Highlighting the difficulty to use low citrulline as a marker for the detection of proximal UCDs, a study in Tuscany applying LC-MS/MS was performed between 2001 and 2008 . The authors concluded that “hypocitrullinemia is not a reliable marker for OTCD newborn screening, especially for late-onset forms that may exhibit normal citrulline levels”. It will be interesting to learn from the experience in those states in the US (California, Connecticut, Massachusetts) that screen for OTC deficiency by use of glutamine/citrulline (and other) ratios. Low citrulline concentrations may also be found in other metabolic disorders further challenging its use as screening marker [33,34]. In a recent UCD guideline, it was therefore concluded that NBS for proximal disorders cannot currently be recommended, but it may be considered for the distal UCDs .
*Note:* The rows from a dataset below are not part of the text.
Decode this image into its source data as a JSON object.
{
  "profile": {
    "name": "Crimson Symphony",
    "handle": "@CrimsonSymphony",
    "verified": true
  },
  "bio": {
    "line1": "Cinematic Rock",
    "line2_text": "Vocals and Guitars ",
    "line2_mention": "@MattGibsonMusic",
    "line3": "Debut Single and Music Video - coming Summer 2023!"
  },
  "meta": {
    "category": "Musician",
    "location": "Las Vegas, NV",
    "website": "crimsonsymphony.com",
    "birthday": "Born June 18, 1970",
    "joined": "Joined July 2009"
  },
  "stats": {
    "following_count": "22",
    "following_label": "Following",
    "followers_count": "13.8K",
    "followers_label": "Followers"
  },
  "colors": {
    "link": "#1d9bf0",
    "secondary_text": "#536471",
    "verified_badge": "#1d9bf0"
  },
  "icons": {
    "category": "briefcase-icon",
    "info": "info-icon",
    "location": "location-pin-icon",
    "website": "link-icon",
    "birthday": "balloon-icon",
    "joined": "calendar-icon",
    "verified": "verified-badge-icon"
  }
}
It is mainly the clinical challenges that has let some authors to state that “population screening for UCD is … not indicated at present” . Nevertheless, outcome of UCDs remains unsatisfactory for many of the severely affected patients. Importantly, also late-onset UCD patients may face a bleak prognosis if not identified and treated very fast [19,36]. Therefore, it seems to be indicated to follow all strategies that possibly result in an improvement of the prognosis. NBS would clearly be one option to contribute to that aim and should thus be included in the package of measures . The authors therefore welcome the currently running pilot studies and also advocate a broad discussion including healthcare professionals and patient advocate group to come to a balanced agreement on the still controversial aspects of NBS for UCDs.
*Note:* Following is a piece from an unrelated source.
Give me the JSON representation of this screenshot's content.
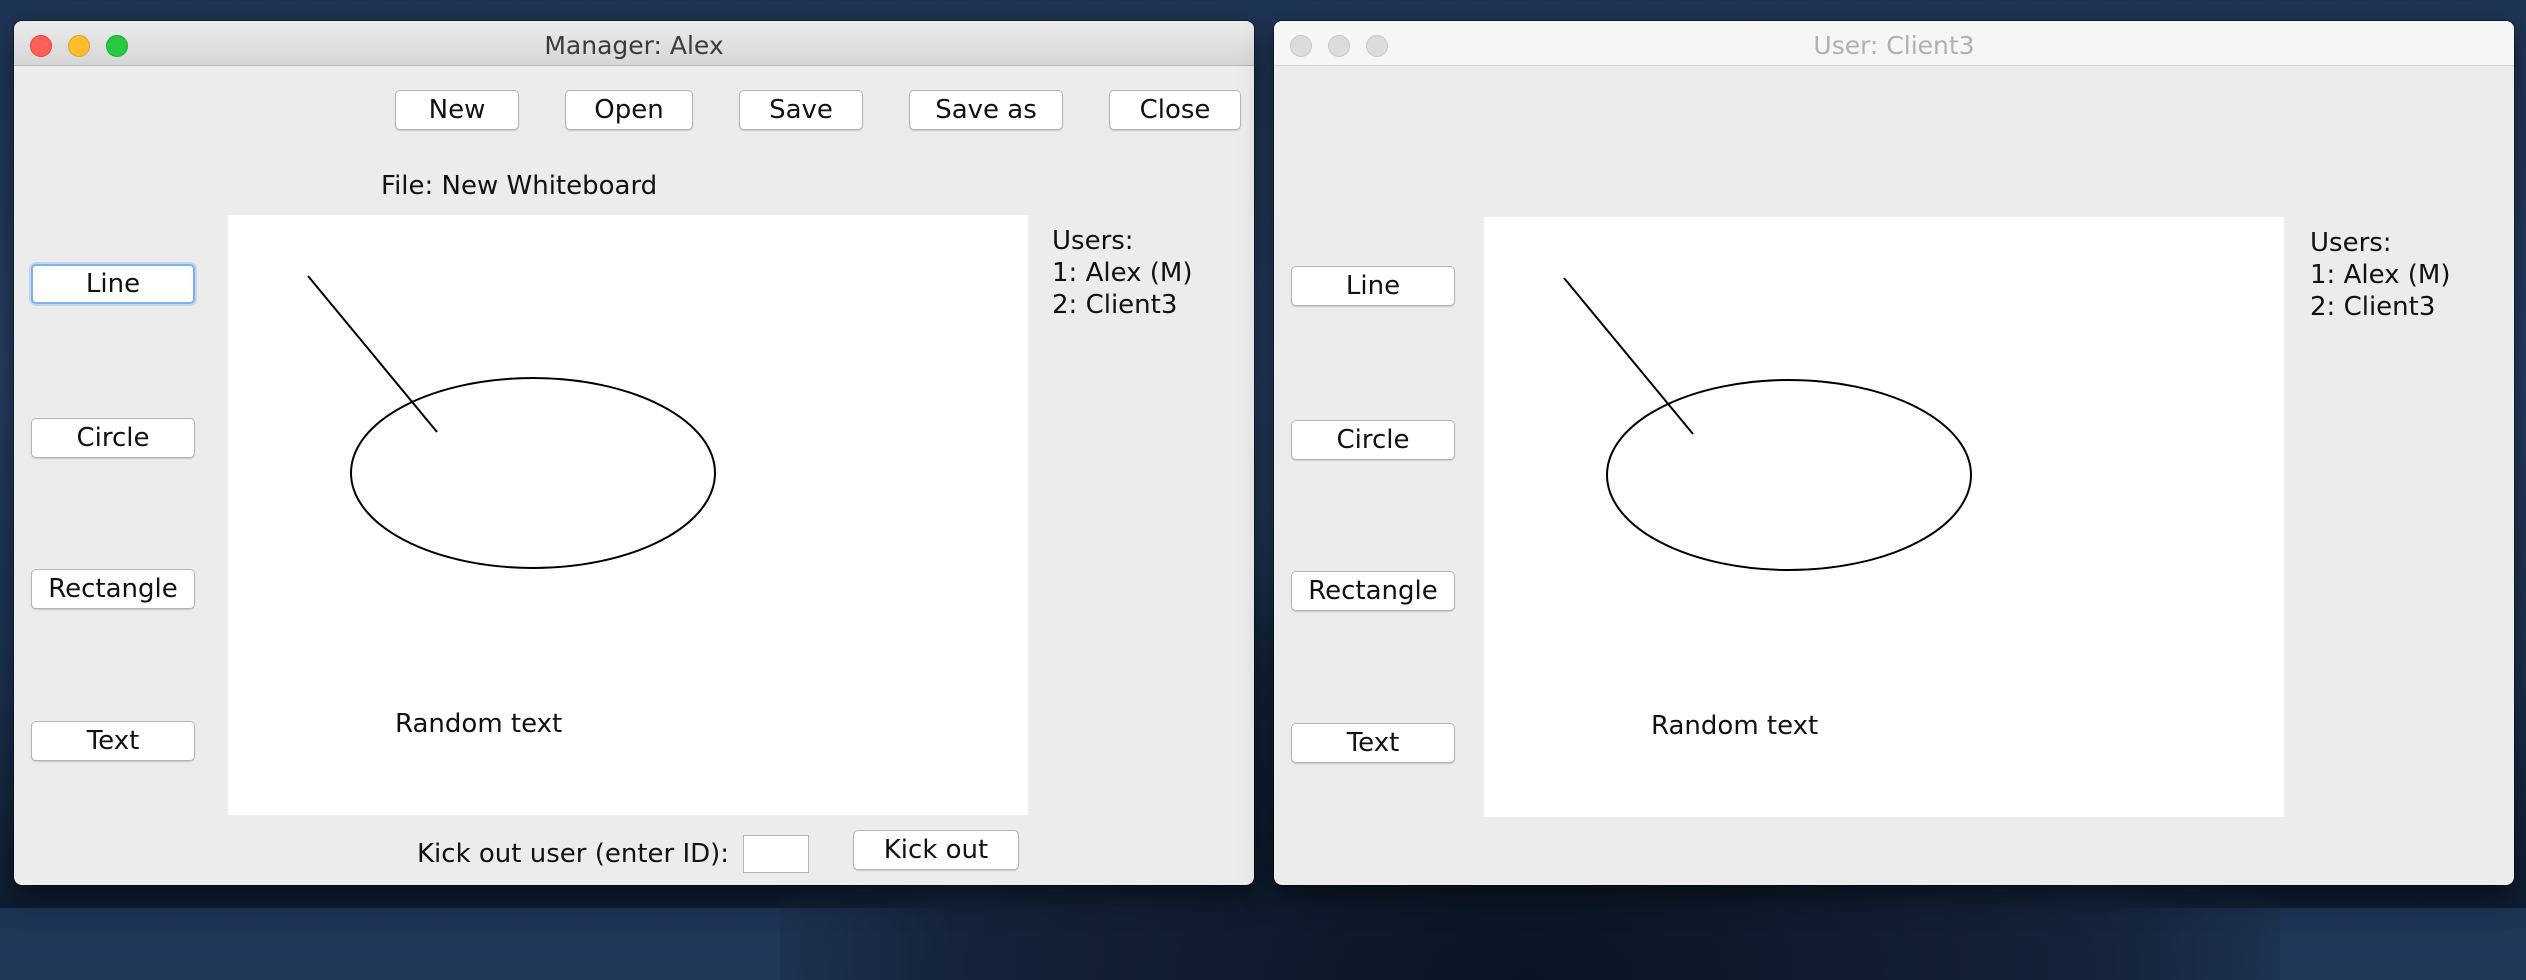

Until UCDs are widely included in NBS programs, it remains essential to identify patients as early as possible. This requires a high index of suspicion within healthcare professionals but may also be achieved by automatic ‘red flags’ for an improved surveillance as recently suggested .
Five decades after start of mass screening, we are still challenged on several levels but should accept this as motivation to work for an improved outcome of patients with UCDs.
The authors are grateful to the Swiss National Science Foundation for support of their studies of urea cycle disorders (grant 310030_153196 to JH).
Both authors contributed equally to all aspects of writing this article.
Conflicts of Interest
The authors declare no conflict of interest.